There are two more IOC sessions before the fate of the seven sports is determined. Only one will get a chance to get a stay of execution. The IOC executive board meets in May and a final decision will be made in mid-September.
The seven sports in danger are:
Wushu (Chinese martial arts)
Come on, just seeing wrestling on this list even looks wrong. All the other sports are newer to the Summer Games. Wrestling was an original.
The threat to Olympic wrestling is being felt on the college and high school too.
There are 77 (soon to be 78) Division I college programs in the U.S. The Big Ten Conference is considered the best in the country. Northwestern University wrestling coach Andrew Pariano told me he would really like to know the reasoning behind this decision. Last summer, Olympic wrestling wasn’t on television. It was only available online. That should have been a tip off. Pariano and his staff had an Evanston restaurant put it on a flat screen TV.
“The actual event was extremely well attended it was a difficult ticket to get in London,” he said.
Which makes anyone wonder, why it was diminished to wind up online?
On the high school level, Fremd High School assistant wrestling coach Ruben Hinojosa looked at the decision for what appears to be the root of it.
“My thoughts on the IOC removing wrestling are confused and wondering why they would remove one of the oldest sports in the games, I have learned that when things just don’t make sense it comes to money and politics, so I would guess these two things have something to do with their consideration,” Hinojosa said.
With the Olympics isn’t it always politics and money?
For one Palatine High School wrestler, Matt Buffo, that isn’t on his mind. But losing the dream is.
“When you wrestle all the coaches say the goal is to aspire to get to the Olympics,” Buffo said. “The dream is always the Olympic gold and now it isn’t, because they are taking it out.”
The high school sophomore loves the sport that his father Bob, a former wrestler, turned him on to.
It is emotional for me too, since my late father wrestled at a Chicago Public High School in the late 1940s. Now my nephew, Jeremy, wrestles in junior high school.
Wrestling is one of the purest forms of competitions. It is one-on-one, you are in a weight class and its strength against strength. It’s tough physically, and according to Buffo, mentally.

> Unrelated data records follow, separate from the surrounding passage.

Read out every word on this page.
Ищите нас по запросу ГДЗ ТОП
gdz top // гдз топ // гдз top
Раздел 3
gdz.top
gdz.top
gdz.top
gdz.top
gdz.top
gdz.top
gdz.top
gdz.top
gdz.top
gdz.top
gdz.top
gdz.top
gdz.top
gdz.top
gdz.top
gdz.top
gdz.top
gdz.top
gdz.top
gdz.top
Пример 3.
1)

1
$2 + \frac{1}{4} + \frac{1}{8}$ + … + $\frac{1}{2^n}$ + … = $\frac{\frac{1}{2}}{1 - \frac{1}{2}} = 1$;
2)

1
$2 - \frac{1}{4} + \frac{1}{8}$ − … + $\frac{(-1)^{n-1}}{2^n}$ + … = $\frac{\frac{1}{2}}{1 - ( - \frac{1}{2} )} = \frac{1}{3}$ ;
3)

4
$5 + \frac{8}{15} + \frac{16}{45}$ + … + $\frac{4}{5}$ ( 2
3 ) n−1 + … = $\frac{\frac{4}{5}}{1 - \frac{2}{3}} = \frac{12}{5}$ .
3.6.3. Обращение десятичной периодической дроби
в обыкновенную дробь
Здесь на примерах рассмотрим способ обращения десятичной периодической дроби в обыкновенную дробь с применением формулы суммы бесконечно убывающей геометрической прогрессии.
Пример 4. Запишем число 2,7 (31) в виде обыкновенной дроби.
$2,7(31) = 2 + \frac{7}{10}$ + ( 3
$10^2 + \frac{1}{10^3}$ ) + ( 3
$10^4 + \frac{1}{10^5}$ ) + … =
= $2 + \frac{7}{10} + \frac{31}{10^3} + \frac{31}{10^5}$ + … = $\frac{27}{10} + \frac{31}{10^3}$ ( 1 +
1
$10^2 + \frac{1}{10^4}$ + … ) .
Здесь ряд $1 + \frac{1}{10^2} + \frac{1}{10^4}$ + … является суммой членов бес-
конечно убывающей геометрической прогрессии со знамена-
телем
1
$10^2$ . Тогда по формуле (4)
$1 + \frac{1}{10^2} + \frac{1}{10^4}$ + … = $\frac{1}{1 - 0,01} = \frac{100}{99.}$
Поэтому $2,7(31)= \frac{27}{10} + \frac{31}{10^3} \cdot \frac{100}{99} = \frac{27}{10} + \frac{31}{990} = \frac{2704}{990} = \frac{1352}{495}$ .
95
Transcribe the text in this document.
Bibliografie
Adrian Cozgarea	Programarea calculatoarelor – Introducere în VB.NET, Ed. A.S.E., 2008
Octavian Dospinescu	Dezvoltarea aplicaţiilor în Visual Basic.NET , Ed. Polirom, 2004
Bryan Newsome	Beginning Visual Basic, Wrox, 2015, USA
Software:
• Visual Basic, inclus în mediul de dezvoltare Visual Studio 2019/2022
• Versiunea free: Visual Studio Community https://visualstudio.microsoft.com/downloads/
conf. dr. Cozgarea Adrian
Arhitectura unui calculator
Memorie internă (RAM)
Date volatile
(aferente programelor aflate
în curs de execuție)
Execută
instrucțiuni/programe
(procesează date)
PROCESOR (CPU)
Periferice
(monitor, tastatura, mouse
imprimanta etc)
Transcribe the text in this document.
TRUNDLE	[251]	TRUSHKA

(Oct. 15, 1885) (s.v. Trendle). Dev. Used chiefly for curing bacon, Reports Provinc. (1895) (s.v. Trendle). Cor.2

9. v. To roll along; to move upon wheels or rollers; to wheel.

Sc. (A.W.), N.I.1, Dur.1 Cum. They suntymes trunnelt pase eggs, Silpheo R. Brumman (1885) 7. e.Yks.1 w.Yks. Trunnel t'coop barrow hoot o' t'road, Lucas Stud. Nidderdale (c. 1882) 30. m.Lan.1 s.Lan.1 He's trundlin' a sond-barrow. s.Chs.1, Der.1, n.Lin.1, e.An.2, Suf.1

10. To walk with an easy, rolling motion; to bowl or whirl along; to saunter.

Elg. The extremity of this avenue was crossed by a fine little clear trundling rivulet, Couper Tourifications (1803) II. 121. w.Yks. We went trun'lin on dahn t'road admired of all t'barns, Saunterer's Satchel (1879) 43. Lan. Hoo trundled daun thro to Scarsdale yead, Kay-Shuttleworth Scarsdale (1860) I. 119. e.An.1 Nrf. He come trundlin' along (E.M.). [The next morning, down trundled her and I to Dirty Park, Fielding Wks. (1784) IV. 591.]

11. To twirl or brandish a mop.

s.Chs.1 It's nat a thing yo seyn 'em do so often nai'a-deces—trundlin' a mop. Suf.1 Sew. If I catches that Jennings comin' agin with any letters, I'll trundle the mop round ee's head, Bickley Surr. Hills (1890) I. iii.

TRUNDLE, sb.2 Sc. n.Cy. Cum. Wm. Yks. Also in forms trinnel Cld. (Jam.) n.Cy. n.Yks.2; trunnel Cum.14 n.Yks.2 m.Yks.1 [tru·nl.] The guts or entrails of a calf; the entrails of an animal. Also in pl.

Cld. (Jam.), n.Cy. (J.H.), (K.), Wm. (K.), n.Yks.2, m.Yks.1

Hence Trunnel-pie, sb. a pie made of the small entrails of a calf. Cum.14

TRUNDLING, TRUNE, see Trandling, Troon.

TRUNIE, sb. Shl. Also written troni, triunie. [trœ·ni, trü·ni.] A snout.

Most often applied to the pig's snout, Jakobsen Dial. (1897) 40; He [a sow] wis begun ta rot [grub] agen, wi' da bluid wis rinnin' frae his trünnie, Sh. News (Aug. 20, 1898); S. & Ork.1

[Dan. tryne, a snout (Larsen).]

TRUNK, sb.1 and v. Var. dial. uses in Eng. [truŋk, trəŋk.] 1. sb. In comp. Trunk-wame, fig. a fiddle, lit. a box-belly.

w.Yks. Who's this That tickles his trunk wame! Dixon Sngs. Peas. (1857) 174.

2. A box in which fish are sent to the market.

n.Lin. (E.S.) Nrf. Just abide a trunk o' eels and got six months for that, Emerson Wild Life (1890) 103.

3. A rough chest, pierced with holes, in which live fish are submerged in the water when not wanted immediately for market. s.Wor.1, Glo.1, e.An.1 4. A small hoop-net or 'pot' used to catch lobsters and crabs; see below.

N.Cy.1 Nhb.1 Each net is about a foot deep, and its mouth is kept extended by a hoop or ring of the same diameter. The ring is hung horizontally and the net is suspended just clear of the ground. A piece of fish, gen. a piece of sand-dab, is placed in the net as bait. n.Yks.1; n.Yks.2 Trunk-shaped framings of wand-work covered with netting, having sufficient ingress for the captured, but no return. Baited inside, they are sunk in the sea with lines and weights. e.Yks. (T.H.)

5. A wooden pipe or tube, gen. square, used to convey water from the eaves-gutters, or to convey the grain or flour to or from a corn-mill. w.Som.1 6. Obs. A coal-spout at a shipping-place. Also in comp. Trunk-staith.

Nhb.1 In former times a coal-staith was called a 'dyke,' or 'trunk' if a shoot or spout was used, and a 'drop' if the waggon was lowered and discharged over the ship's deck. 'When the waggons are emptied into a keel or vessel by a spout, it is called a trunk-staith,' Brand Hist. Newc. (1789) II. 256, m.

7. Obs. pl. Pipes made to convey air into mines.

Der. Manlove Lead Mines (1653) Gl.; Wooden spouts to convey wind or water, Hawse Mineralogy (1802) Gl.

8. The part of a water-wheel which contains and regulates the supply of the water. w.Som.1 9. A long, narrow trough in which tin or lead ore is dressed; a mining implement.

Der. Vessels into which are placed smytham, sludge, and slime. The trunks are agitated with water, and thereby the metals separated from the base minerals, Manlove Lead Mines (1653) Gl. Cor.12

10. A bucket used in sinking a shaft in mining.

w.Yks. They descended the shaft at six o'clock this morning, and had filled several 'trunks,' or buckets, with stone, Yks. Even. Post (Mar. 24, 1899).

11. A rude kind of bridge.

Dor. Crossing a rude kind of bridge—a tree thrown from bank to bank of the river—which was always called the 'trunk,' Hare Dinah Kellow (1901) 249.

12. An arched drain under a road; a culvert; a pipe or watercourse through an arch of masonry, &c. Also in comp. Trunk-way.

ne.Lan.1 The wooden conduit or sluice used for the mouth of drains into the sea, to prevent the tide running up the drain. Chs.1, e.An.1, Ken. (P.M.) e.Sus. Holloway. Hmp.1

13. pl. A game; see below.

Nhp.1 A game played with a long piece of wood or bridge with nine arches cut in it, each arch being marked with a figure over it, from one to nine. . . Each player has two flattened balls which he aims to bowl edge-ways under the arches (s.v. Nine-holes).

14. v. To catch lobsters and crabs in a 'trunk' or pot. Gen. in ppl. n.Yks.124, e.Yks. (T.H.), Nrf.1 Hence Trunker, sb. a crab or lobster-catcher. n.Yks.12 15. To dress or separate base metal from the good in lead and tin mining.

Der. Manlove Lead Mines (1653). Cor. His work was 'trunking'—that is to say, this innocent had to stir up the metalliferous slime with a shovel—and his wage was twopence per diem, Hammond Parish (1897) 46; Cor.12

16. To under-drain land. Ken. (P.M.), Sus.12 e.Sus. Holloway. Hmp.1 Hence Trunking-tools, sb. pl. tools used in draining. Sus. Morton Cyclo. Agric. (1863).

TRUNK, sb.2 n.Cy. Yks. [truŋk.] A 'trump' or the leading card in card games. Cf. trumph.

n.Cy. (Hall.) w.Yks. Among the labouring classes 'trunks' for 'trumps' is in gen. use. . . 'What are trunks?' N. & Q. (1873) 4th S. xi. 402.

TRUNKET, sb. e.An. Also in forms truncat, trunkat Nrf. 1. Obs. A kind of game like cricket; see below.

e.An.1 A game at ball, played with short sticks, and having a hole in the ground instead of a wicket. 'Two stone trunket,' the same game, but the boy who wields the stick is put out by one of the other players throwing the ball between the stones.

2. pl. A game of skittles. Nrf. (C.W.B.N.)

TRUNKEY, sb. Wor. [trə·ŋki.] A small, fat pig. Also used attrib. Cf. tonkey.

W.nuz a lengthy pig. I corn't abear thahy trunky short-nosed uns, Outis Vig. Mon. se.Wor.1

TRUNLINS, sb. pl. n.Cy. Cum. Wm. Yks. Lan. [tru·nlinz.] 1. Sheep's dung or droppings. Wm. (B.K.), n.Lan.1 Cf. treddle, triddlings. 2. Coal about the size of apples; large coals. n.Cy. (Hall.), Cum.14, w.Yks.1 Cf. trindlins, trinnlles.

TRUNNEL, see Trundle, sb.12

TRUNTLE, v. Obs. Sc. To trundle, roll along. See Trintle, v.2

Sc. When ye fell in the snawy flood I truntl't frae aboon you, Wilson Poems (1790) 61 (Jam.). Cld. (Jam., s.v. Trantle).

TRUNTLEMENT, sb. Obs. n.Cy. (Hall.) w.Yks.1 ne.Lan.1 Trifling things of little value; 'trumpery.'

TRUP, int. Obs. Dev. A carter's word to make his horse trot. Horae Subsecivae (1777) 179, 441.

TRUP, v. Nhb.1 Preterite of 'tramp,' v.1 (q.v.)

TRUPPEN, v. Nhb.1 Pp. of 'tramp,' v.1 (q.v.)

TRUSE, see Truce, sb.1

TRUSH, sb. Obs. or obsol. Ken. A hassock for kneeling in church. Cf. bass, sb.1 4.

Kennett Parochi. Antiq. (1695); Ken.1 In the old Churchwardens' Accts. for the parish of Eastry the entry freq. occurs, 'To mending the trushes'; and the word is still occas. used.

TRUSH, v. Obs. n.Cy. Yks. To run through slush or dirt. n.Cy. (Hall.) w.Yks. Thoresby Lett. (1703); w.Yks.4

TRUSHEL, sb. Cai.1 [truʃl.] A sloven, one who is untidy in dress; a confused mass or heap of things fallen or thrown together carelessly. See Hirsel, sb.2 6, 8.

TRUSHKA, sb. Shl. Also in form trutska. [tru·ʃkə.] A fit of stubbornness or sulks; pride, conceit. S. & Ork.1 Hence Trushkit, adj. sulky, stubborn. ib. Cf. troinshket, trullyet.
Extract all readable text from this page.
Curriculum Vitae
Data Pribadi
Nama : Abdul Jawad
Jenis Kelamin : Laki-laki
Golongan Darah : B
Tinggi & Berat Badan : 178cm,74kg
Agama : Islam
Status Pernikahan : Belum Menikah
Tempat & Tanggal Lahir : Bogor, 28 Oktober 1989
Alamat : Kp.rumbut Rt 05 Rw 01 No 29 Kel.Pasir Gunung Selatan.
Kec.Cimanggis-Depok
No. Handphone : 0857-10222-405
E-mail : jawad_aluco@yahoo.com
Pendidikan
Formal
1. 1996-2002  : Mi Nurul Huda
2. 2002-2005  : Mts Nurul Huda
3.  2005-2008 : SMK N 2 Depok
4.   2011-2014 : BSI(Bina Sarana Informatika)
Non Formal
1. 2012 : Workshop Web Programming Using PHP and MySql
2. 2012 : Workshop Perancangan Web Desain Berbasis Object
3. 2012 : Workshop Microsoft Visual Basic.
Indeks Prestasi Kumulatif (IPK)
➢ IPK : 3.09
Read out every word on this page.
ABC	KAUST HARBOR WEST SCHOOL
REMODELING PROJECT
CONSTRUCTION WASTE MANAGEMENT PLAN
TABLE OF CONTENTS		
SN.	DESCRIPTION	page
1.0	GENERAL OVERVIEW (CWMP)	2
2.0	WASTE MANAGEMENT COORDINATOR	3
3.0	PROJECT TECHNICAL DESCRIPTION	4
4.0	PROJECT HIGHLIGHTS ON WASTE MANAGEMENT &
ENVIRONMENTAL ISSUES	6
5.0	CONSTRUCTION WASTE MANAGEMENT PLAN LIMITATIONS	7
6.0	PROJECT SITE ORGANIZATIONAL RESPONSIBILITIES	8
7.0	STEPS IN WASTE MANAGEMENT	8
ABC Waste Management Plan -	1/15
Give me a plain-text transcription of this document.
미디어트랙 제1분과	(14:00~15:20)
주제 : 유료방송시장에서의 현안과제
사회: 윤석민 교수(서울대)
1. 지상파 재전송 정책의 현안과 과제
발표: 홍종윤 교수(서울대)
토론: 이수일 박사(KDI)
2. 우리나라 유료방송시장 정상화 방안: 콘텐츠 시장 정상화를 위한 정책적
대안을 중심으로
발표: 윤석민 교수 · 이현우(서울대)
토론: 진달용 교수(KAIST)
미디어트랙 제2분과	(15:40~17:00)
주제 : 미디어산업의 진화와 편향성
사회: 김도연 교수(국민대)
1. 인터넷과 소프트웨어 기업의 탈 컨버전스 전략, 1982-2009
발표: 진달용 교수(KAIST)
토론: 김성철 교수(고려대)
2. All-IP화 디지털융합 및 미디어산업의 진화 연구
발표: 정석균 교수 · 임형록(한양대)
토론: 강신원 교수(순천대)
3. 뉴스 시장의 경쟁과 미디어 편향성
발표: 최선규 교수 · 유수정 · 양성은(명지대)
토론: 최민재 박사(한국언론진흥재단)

“Your team can cheer you on, but it is basically just you, you are making the decisions, ‘Are you strong enough to push yourself to get that extra two (points) before the period is over-or are you just going to huddle there and wait for the clock to run out,’” he said.
If the sport does not survive the Summer Games after 2016, how will it impact the sport? Coach Pariano believes the collegiate level will respond.
“We may ban together to become stronger, because if there is not an International style, the pinnacle would be an NCAA champion,” Pariano said.
However, there are still concerns expressed by Hinojosa.
“I think eventually this may impact scholarships at the college level, but I truly believe that wrestling will be back in the Olympics,” he said.
And that is the hope of the huge wrestling community. Pariano pointed out there is two hundred countries that participated in wrestling at the Olympics. It made it one of the most diverse sports at Games. USA, Russia and Iran are all being very vocal trying to reverse the IOC’s decision.
So it still goes back to the question as to why wrestling is on the cut list. Is it because it is not one of the glamour sports?
Not exactly, according to Hinojosa. “I am not sure if glamour has anything to do with it,” he said. “There are still sports in the Olympics like speed walking, archery, shooting, etc… that are not too glamorous.”
However, in an era of appealing to the viewing audience and retaining sports that can put money in the coffers of the IOC, it is a plausible thought.
For Buffo and the rest of the wrestling world that IOC decision will be like a match.
“When you win it is one of the best feelings, when the ref raises your hand and you see the points go up for your team,” Buffo said. “When you lose it is pretty upsetting.”